Right. Yes, personally I'm not convinced by the "dative of separation" label given by some grammarians. IMO it's nothing other an indirect object. A common construction with compound verbs in Latin is for the compound to take both accusative and dative arguments. The accusative depends on the 'verb' part of the compound, and the dative on the prefix, so to speak, irrespective of what case the prefix might govern (either accusative or ablative) when used as an independent preposition. It has long seemed to me that this is simply the compound treating its two arguments as direct and indirect objects. IMO the labeling of datives with different compound verbs as dative of this, that or the other is an unnecessary (and linguistically unwarranted) complication. Therefore..... ---------------------- Gregory Gadow wrote: > Take a look at these two sentences: > > A) I gave the book TO YOU. > B) I received the book FROM YOU. > > In sentence A, "to you" would take the dative case.

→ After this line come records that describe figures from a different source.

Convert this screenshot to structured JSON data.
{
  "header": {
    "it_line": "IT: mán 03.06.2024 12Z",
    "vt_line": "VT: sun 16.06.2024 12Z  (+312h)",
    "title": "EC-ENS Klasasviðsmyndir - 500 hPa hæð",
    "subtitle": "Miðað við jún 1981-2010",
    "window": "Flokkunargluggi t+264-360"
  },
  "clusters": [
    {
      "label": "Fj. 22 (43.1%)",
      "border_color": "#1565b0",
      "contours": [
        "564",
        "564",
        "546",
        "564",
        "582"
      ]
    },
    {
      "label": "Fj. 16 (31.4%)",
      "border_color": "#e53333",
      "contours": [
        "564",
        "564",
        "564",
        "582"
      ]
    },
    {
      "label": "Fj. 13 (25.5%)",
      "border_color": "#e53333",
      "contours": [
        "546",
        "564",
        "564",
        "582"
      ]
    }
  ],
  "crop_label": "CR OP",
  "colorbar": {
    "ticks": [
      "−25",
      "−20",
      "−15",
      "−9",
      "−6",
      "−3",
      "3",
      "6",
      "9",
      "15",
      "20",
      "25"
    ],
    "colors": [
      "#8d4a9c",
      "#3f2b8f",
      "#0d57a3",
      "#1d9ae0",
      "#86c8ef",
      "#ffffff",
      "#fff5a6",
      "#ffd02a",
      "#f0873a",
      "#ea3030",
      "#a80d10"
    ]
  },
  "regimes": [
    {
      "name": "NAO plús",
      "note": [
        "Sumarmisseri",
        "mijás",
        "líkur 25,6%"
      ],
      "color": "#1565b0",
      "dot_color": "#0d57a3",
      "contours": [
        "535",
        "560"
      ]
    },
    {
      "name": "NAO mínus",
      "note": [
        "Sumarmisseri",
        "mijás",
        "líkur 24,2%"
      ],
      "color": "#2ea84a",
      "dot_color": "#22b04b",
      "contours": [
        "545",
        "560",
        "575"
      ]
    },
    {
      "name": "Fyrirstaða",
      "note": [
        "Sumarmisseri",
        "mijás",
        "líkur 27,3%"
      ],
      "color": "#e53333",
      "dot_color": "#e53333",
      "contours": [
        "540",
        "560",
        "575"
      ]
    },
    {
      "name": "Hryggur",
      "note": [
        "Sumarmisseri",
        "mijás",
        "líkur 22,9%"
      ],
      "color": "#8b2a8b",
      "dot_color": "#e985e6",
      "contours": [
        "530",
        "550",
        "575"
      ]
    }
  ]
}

In sentence B, "from > you" would take a different case (I know there is a proper name, but I > can't remember what it is.) As Mark said - it's the 'ablative'. > The conlang I am working on uses the same case in both sentences, > basically "the second party involved in an act of transferral, neither > the agent nor patient of the verb." Is there a proper name for this > case? This seems quite sensible to me. I'd just regard (TO/FROM) YOU in your examples sentences as indirect objects in your language and simply call the case 'dative.' Ray ================================== ================================== Entia non sunt multiplicanda praeter necessitudinem. -- Ray ================================== ================================== Entia non sunt multiplicanda praeter necessitudinem.